FETÖ yargısının en güçlü dönemlerinde
CNNTÜRK kanalında Nazlı Ilıcak,
Nagehan Alçı, Altan Öymen ile birlikte “Dört
Bir Taraf” programını yapıyorduk. Ardı ardına tutuklamalar
oluyordu, insanlar sindirilmiş, korku içindeydi. Belli ki program
ortaklarımıza Gülen savcılarından, polislerinden servis
yapılıyordu. Susmadım o zaman. Taraf’ın gazete olmadığını söyledim…
Yargılamaların hukuksuz olduğunun altını çizdim… Silivri
mahkemelerine karşı çıktım.
İntihara sürüklenen Ali
Tatar’ın hakkını savundum, Kuddusi
Okkır’ın trajedisini dile getirdim, teğmen
Çelebi için savaş verdim. Ahmet Şık,
Tuncay Özkan, Soner Yalçın, Nedim Şener,
Dursun Çiçek, iki Barış
(Terkoğlu, Pehlivan) için
susmadım. Bu saydığım isimlerin kimiyle dünya görüşüm taban tabana
zıt. Savaşım, evrensel ölçülerde hukuktan kopmamak
içindi!
***
Davalardan söz edilirdi programda sıkça.
Alçı ve Ilıcak verip veriştirirdi tutuklu olanlara. Cevap hakkı
olmayan insanlara açıktan saldırırlardı. Burada hem etik sorun söz
konusudur hem de hukuki. Hep hatırlattım; gün gelip benzer duruma
düşebileceklerini ve o zaman da yine benim gibi düşünenlerin hukuka
uygunluk için savaşa devam edeceğini! Bugün Ilıcak o durumda işte,
ben onun da adil yargılanmasını savunuyorum. Ilıcak’a ekrandan
sövenler çıktığında, yanlış olduğunu söylüyorum. Eli kolu bağlı,
düşmüş kimseye vurmak acımasızlıktır.
Unutmam, canlı yayın sırasında
İlker Başbuğ tutuklanmış,
Silivri’ye götürülüyordu. Bu manzarayı gören Nagehan, nerdeyse
göbek atacaktı. Ilıcak “ülkenin bağırsakları
temizleniyor” diye seviniyordu. Şunu demiştim: “Diyelim
sahiden ortada suç ve suçlu var, yine de bu
tavrınız yanlış. İçeri düşene sevinilmez, kaldı ki bu
insanların aileleri var!” Oralı olmadılar. İkisi de kumpasın,
adaletsizliğin ortağıydı. Şimdi devir değişti. Öyle ülkedeyiz ki,
kim ne zaman içeri düşer belli olmaz. Kamuoyu önünde olanlar adalet
terazilerini sağlıklı tutmalı, mutlaka ağzından çıkanı
duymalı!
***
Hukuk ölçüt meselesidir, değerler üstünden,
akılla oluşur. İnsanlığın ortak tarihinde edindiği acı, tatlı
deneyimler toplamı hukukun bugün geldiği yeri sağlar. Kimin suçlu
ya da suçsuz olduğuna nesnel ölçülerle karar vermek bilinç ister.

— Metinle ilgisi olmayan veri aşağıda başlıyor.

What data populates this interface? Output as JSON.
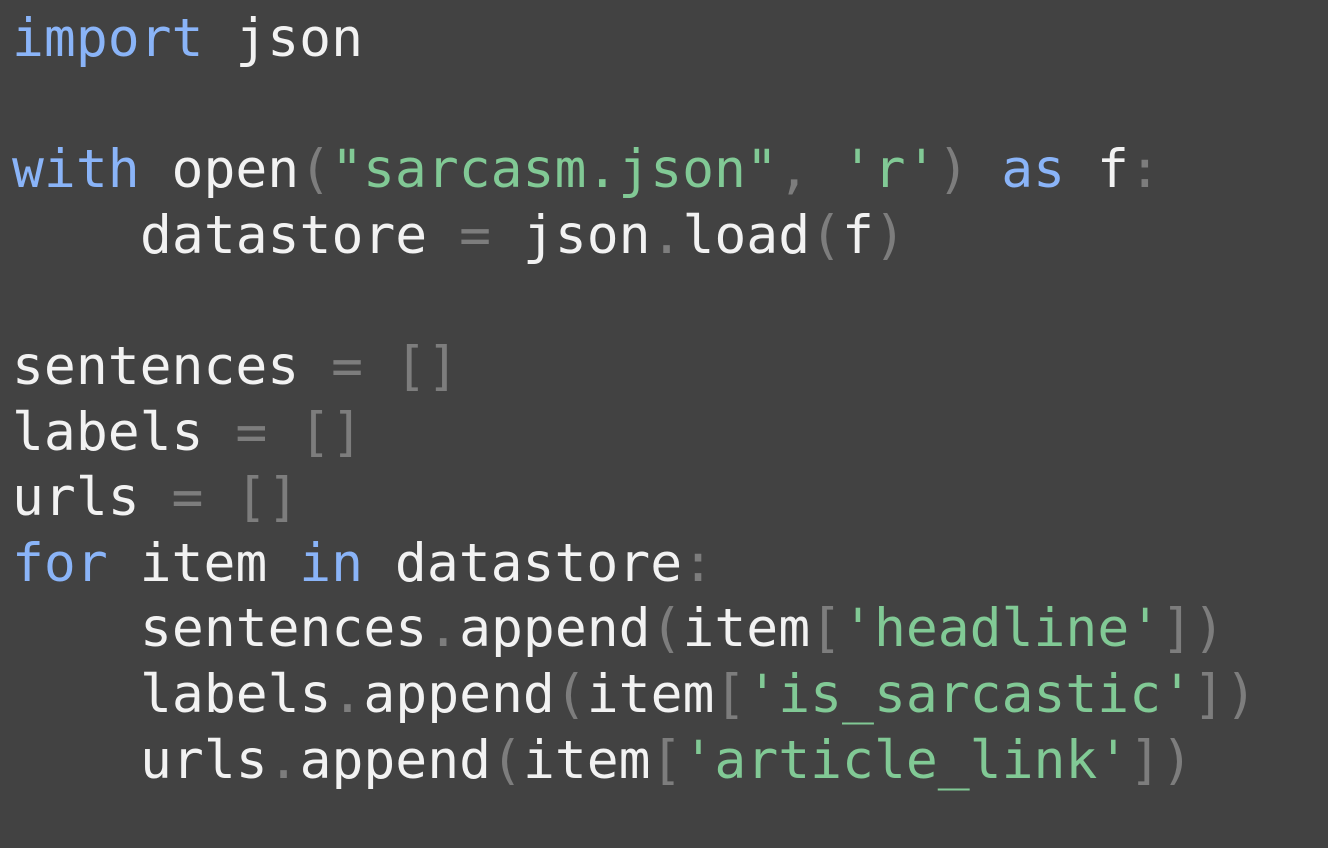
{
  "editor": {
    "language": "python",
    "colors": {
      "background": "#424242",
      "text": "#f2f2f2",
      "keyword": "#8ab4f8",
      "string": "#81c995",
      "punctuation": "#7d7d7d"
    },
    "lines": [
      [
        {
          "t": "kw",
          "v": "import"
        },
        {
          "t": "txt",
          "v": " json"
        }
      ],
      [],
      [
        {
          "t": "kw",
          "v": "with"
        },
        {
          "t": "txt",
          "v": " open"
        },
        {
          "t": "pun",
          "v": "("
        },
        {
          "t": "str",
          "v": "\"sarcasm.json\""
        },
        {
          "t": "pun",
          "v": ", "
        },
        {
          "t": "str",
          "v": "'r'"
        },
        {
          "t": "pun",
          "v": ")"
        },
        {
          "t": "txt",
          "v": " "
        },
        {
          "t": "kw",
          "v": "as"
        },
        {
          "t": "txt",
          "v": " f"
        },
        {
          "t": "pun",
          "v": ":"
        }
      ],
      [
        {
          "t": "indent",
          "v": ""
        },
        {
          "t": "txt",
          "v": "datastore"
        },
        {
          "t": "pun",
          "v": " = "
        },
        {
          "t": "txt",
          "v": "json"
        },
        {
          "t": "pun",
          "v": "."
        },
        {
          "t": "txt",
          "v": "load"
        },
        {
          "t": "pun",
          "v": "("
        },
        {
          "t": "txt",
          "v": "f"
        },
        {
          "t": "pun",
          "v": ")"
        }
      ],
      [],
      [
        {
          "t": "txt",
          "v": "sentences"
        },
        {
          "t": "pun",
          "v": " = []"
        }
      ],
      [
        {
          "t": "txt",
          "v": "labels"
        },
        {
          "t": "pun",
          "v": " = []"
        }
      ],
      [
        {
          "t": "txt",
          "v": "urls"
        },
        {
          "t": "pun",
          "v": " = []"
        }
      ],
      [
        {
          "t": "kw",
          "v": "for"
        },
        {
          "t": "txt",
          "v": " item "
        },
        {
          "t": "kw",
          "v": "in"
        },
        {
          "t": "txt",
          "v": " datastore"
        },
        {
          "t": "pun",
          "v": ":"
        }
      ],
      [
        {
          "t": "indent",
          "v": ""
        },
        {
          "t": "txt",
          "v": "sentences"
        },
        {
          "t": "pun",
          "v": "."
        },
        {
          "t": "txt",
          "v": "append"
        },
        {
          "t": "pun",
          "v": "("
        },
        {
          "t": "txt",
          "v": "item"
        },
        {
          "t": "pun",
          "v": "["
        },
        {
          "t": "str",
          "v": "'headline'"
        },
        {
          "t": "pun",
          "v": "])"
        }
      ],
      [
        {
          "t": "indent",
          "v": ""
        },
        {
          "t": "txt",
          "v": "labels"
        },
        {
          "t": "pun",
          "v": "."
        },
        {
          "t": "txt",
          "v": "append"
        },
        {
          "t": "pun",
          "v": "("
        },
        {
          "t": "txt",
          "v": "item"
        },
        {
          "t": "pun",
          "v": "["
        },
        {
          "t": "str",
          "v": "'is_sarcastic'"
        },
        {
          "t": "pun",
          "v": "])"
        }
      ],
      [
        {
          "t": "indent",
          "v": ""
        },
        {
          "t": "txt",
          "v": "urls"
        },
        {
          "t": "pun",
          "v": "."
        },
        {
          "t": "txt",
          "v": "append"
        },
        {
          "t": "pun",
          "v": "("
        },
        {
          "t": "txt",
          "v": "item"
        },
        {
          "t": "pun",
          "v": "["
        },
        {
          "t": "str",
          "v": "'article_link'"
        },
        {
          "t": "pun",
          "v": "])"
        }
      ]
    ]
  }
}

Birini sevmemiz ya da tersi, adalet sağlamaya çalışırken anlam
içermez. Kişisel duygulardan, düşüncelerden bağımsız değerler
üzerinden olayları kavramak gerekir.
Devletin temel ilkesi hukukun üstünlüğü olması
gerekirdi kuşkusuz. Ancak çok zamandır toplumu ikna eden bir adalet
terazisi olmadığına tanığız. Yeni Türkiye’de saray hukuku esas,
geçmişte de pek güvenli değildi adalet sistemimiz ama hiç bu denli
bozulmamıştı. 12 Eylül darbe mahkemelerinin bile daha adil olduğunu
söylüyor, oralarda yargılanan büyüklerimiz.